Check out what people are saying about Here, Which Is Also a Place:

 

“In Mark DuCharme’s lyric, labyrinthine poems, place is effortless, but presence may be impossible. ‘Word is fact,’ but ‘We don’t mean anything.’ Confronting the connections and conflicts between nature, desire, and language in the Anthropocene, DuCharme refuses stasis. Place, time, and people mimic ecology: renewing, evolving, continuing, evanescing. In a world where a city waits ‘to be born in the crevice of forest’s shadow’ and anyone can ‘become undone by tender rattlings of the stars,’ DuCharme reveals a multiverse of Here. Steeped in sensation and unfolding at the speed of nature, this collection is ‘an ultraphysical / non-memorizible / event.’”

—Michele Battiste, author of Waiting for the Wreck to Burn

 

“‘The fierce invasions which are my eyes take me where the poem needs to go,’ and so on into the brilliant ontological scrutiny of Mark DuCharme’s Here, Which is Also a Place. And where does the poem need to go? To the farthest reaches of our global disease, and into, among and around our physical bodies, day after day. For what is a body but a time-in-place vessel, always already in relationship with other planetary bodies? The key is in the title, Here (a spatiotemporal concept) contiguous with Place, where we actually live. DuCharme’s poetry seeks to limn the connections, imagine the invisible: ‘To inhabit a space between futures / To erase the past unkindly / Decimating species, the earth’s weight / Filled with scenes I’ve never been in.’ Physical and metaphysical, lyric and ecopoetical, DuCharme’s ‘legible domain’ is a granular balm in the middle of things, on ‘this earth [which] is not yet won...in this place, where skies are burning.’”

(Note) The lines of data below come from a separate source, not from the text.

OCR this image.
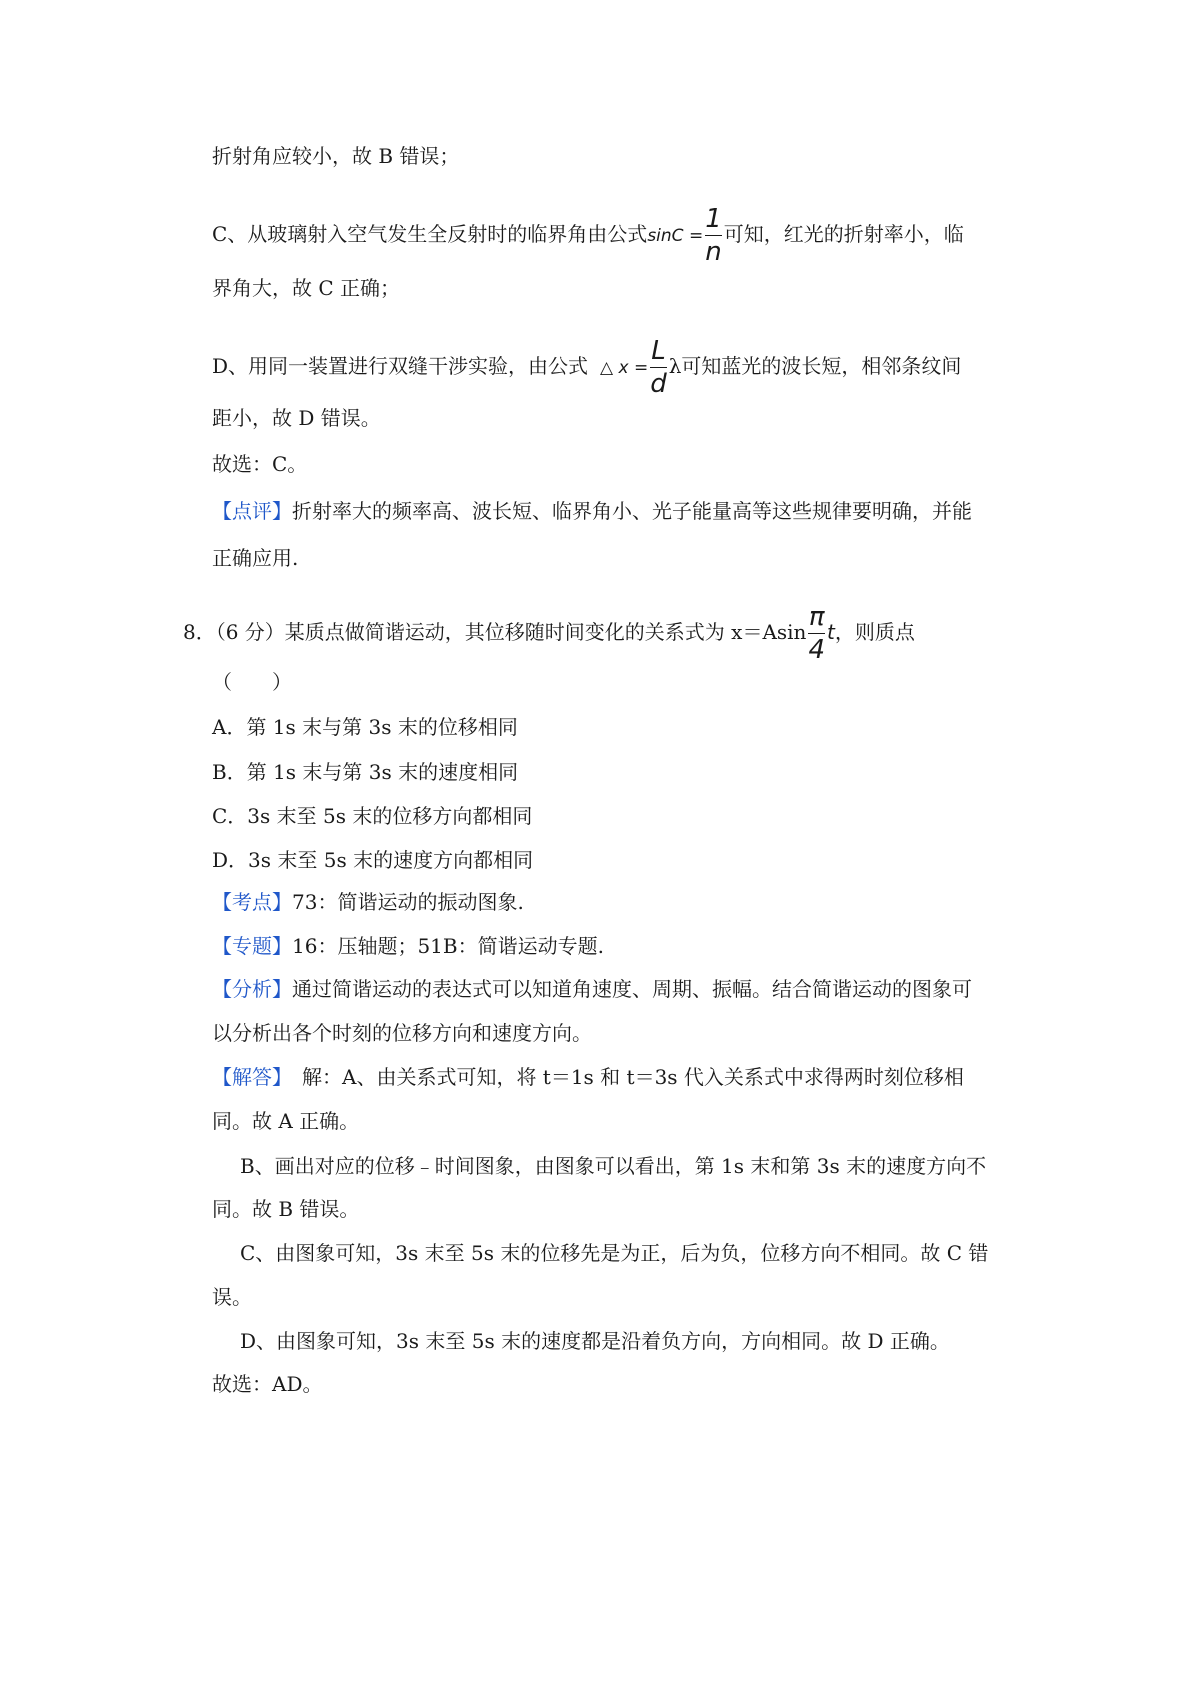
折射角应较小，故 B 错误；
C、从玻璃射入空气发生全反射时的临界角由公式$\sin C = \frac{1}{n}$ 可知，红光的折射率小，临
界角大，故 C 正确；
D、用同一装置进行双缝干涉实验，由公式 △ $x = \frac{L}{d}$ λ可知蓝光的波长短，相邻条纹间
距小，故 D 错误。
故选：C。
【点评】折射率大的频率高、波长短、临界角小、光子能量高等这些规律要明确，并能
正确应用.
8．（6 分）某质点做简谐运动，其位移随时间变化的关系式为 $x=Asin \frac{\pi}{4}$ t，则质点
（　　）
A．第 1s 末与第 3s 末的位移相同
B．第 1s 末与第 3s 末的速度相同
C．3s 末至 5s 末的位移方向都相同
D．3s 末至 5s 末的速度方向都相同
【考点】73：简谐运动的振动图象.
【专题】16：压轴题；51B：简谐运动专题.
【分析】通过简谐运动的表达式可以知道角速度、周期、振幅。结合简谐运动的图象可
以分析出各个时刻的位移方向和速度方向。
【解答】　解：A、由关系式可知，将 t＝1s 和 t＝3s 代入关系式中求得两时刻位移相
同。故 A 正确。
B、画出对应的位移﹣时间图象，由图象可以看出，第 1s 末和第 3s 末的速度方向不
同。故 B 错误。
C、由图象可知，3s 末至 5s 末的位移先是为正，后为负，位移方向不相同。故 C 错
误。
D、由图象可知，3s 末至 5s 末的速度都是沿着负方向，方向相同。故 D 正确。
故选：AD。
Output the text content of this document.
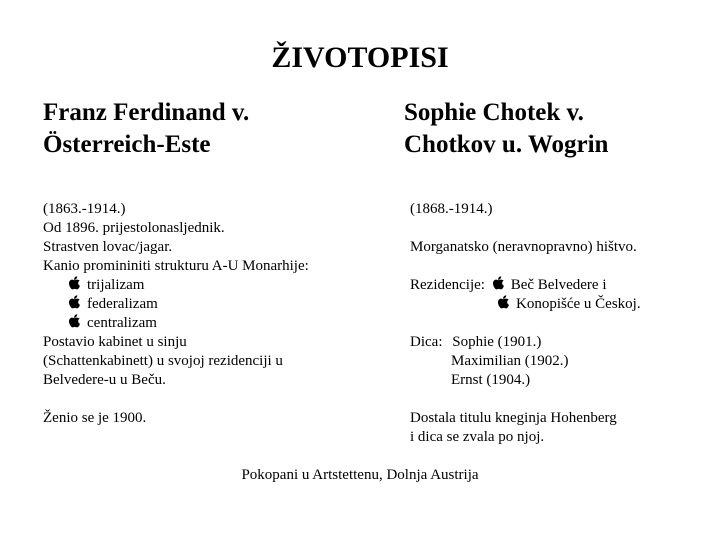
ŽIVOTOPISI
Franz Ferdinand v.
Österreich-Este
Sophie Chotek v.
Chotkov u. Wogrin
(1863.-1914.)
Od 1896. prijestolonasljednik.
Strastven lovac/jagar.
Kanio promininiti strukturu A-U Monarhije:
trijalizam
federalizam
centralizam
Postavio kabinet u sinju
(Schattenkabinett) u svojoj rezidenciji u
Belvedere-u u Beču.
Ženio se je 1900.
(1868.-1914.)
Morganatsko (neravnopravno) hištvo.
Rezidencije: Beč Belvedere i
Konopišće u Českoj.
Dica: Sophie (1901.)
Maximilian (1902.)
Ernst (1904.)
Dostala titulu kneginja Hohenberg
i dica se zvala po njoj.
Pokopani u Artstettenu, Dolnja Austrija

—Matthew Cooperman, author of NOS, disorder not otherwise specified

 

“A contemplation of the ways elemental events can flash directly in/as language; how a poem sails on, into, and through spontaneous expression on a feel, staying (mostly) ahead of commentary, even if ‘never to be won.’” Read (sail with) and see how true this poem stays to time and place and tongue.”

—Reed Bye, author of Fire for Thought

 

“Mark DuCharme is a gorgeous writer and thinker. We must read these poems slowly, selflessly, sometimes again and again to grasp their wisdom and for sheer pleasure. This work unfastens the mind. The breathtaking beauty and thoroughness of DuCharme’s language and the vividness of his images draw us into prescient truths about the tangled realities of human life on Earth and our relationship to Nature: the magic, the sins, and where and how they intertwine.”

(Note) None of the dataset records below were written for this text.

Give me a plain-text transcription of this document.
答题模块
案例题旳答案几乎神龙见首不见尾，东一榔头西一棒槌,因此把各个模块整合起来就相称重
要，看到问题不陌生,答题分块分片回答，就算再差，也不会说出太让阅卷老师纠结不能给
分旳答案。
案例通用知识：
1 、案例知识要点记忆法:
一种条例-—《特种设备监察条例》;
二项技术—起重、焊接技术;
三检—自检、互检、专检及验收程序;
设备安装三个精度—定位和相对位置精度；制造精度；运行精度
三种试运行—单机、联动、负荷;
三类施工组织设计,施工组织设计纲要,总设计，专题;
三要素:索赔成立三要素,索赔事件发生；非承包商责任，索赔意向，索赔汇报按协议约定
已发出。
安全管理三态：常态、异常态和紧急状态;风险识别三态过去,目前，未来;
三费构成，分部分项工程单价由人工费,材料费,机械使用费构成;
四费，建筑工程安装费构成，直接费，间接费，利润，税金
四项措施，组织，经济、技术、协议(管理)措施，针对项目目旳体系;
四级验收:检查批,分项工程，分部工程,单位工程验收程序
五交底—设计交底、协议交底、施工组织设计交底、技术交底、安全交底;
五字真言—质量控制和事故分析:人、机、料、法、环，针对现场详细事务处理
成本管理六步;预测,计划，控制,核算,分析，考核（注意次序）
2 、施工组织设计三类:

—Jennifer Heath, author of The Jewel and the Ember

 

“‘The lyric is a form of thinking / As a map is a draft of place,’ we read in lines from Here, Which Is Also a Place. How to map what is here, the restless place of mind? In Marc DuCharme’s poetry, the ecological thought meets its match in lyric utterance, sung into the bones of the ear, ‘in the sunlight which divides us’ (the Sun in Mayakovsky). These lines use their feet, to run through a concordance—of the lists of things that arise and fall away, at every thought an interchange. As Jack Collom meets Emily Dickinson, who sought something larger than thought, ‘evening slips & burns’ amid the ceaseless ramification of dreams, past and future present. ‘If you can do anything else, awaken.’ If you can’t, then read this book: it will leave you wide awake.”